Hi I have a question about -O3 option.
I have a simple matrix multiplication code.
It has a cuda kernel for matrix multiply and a cpu version of matrix multiply in it.
If I use nvcc -O3 to compile it, it seems only optimize the cuda code, not the cpu code.
Since if I move the cpu code out and use gcc -O3 to compile it, the cpu time for matrix multiplication is much less than the time for cpu matrix multiplication in cuda code.
Can anyone give me a hint how to optimize the cpu code inside the .cu file?
I’m surprised as [font=“Courier New”]-O3[/font] should influence only the host code. Anyway, you can explicitly set the optimization level for the host code compilation with [font=“Courier New”]-Xcompiler -O3[/font].
It seems the performance hit is caused by something else. Is the gcc you are using directly the same version as the one called by nvcc? What are the outputs of gcc --version and nvcc -Xcompiler --version (with a dummy .cu file)?

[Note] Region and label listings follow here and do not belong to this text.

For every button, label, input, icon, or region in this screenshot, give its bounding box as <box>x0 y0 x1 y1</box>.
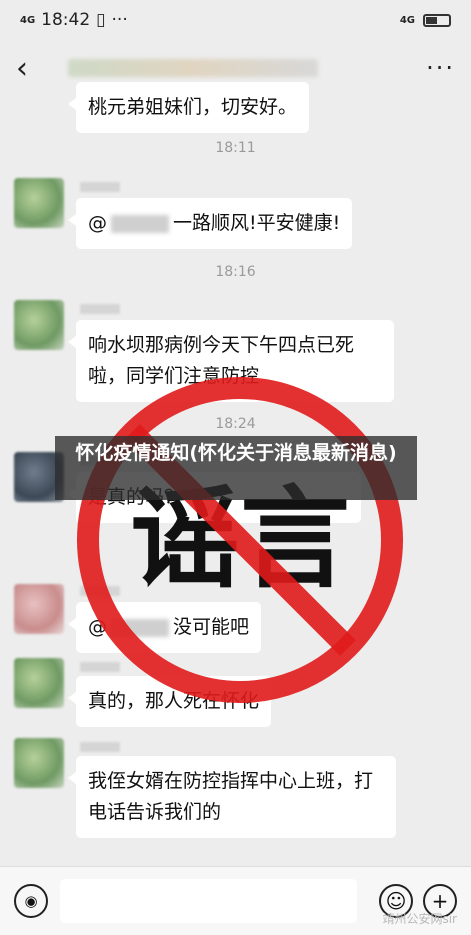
status-time: 18:42 <box>41 10 91 30</box>
avatar[interactable] <box>14 584 64 634</box>
status-right: 4G <box>399 13 451 27</box>
rumor-stamp: 谣言 <box>77 377 403 703</box>
avatar[interactable] <box>14 178 64 228</box>
status-bar: 4G 18:42 ▯ ··· 4G <box>0 0 471 40</box>
message-text: 我侄女婿在防控指挥中心上班，打电话告诉我们的 <box>88 770 374 823</box>
message-bubble[interactable]: @ 一路顺风!平安健康! <box>67 198 353 249</box>
avatar[interactable] <box>14 300 64 350</box>
nickname-blurred <box>80 182 120 192</box>
article-title-overlay: 怀化疫情通知(怀化关于消息最新消息) <box>55 436 417 500</box>
message-text: 桃元弟姐妹们，切安好。 <box>88 96 298 118</box>
more-icon[interactable]: ··· <box>426 54 455 82</box>
message-input[interactable] <box>60 879 357 923</box>
battery-icon <box>423 13 451 27</box>
message-bubble[interactable]: 我侄女婿在防控指挥中心上班，打电话告诉我们的 <box>68 756 396 838</box>
network-indicator-left: 4G <box>20 14 36 26</box>
back-icon[interactable]: ‹ <box>16 51 46 86</box>
avatar[interactable] <box>14 738 64 788</box>
mention-prefix: @ <box>88 212 107 234</box>
nickname-blurred <box>80 304 120 314</box>
timestamp: 18:16 <box>215 264 256 280</box>
network-indicator-right: 4G <box>399 14 415 26</box>
mention-name-blurred <box>111 214 169 233</box>
sim-icon: ▯ <box>96 10 106 30</box>
message-bubble[interactable]: 桃元弟姐妹们，切安好。 <box>67 82 310 133</box>
voice-icon[interactable]: ◉ <box>14 884 48 918</box>
timestamp: 18:11 <box>215 140 256 156</box>
nickname-blurred <box>80 742 120 752</box>
avatar[interactable] <box>14 658 64 708</box>
watermark: 靖州公安网sir <box>382 912 457 926</box>
status-left: 4G 18:42 ▯ ··· <box>20 10 128 30</box>
notification-dots: ··· <box>111 10 128 30</box>
message-text: 一路顺风!平安健康! <box>173 212 341 234</box>
group-title-blurred <box>68 56 426 80</box>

In addition to the possible use of two different versions of gcc that tera mentions, there could be other reasons. In general the host code that nvcc passes to the host compiler is not identical to the host code as written. I believe this has something to do with the way code is parsed and separated into host and device portions. While I have seen some minor performance deviations from compiling host code with nvcc rather than through gcc directly I am not aware of cases of significant performance differences. If there is concern about that I would suggest moving the host code in question into a separate .c file compiled directly with gcc.
You can see the code that is actually passed to the host compiler by adding -v --keep to the nvcc invocation. This does a verbose build showing the invocation of each component called by nvcc (which is just a slim compiler driver program), so you can see which intermediate file is sent to gcc, and it keeps the intermediate files around at the end of the compilation instead of deleting them.
A -O{0|1|2|3} flag on the nvcc commandline is passed through to the host compiler and is not used to control the device code generation. Device code optimization is controlled via two separate component-level flags that default to -O3 and these settings should not normally be changed by the user. They are useful for experiments during the course of researching potential compiler bugs, for narrowing down where such bugs may be introduced.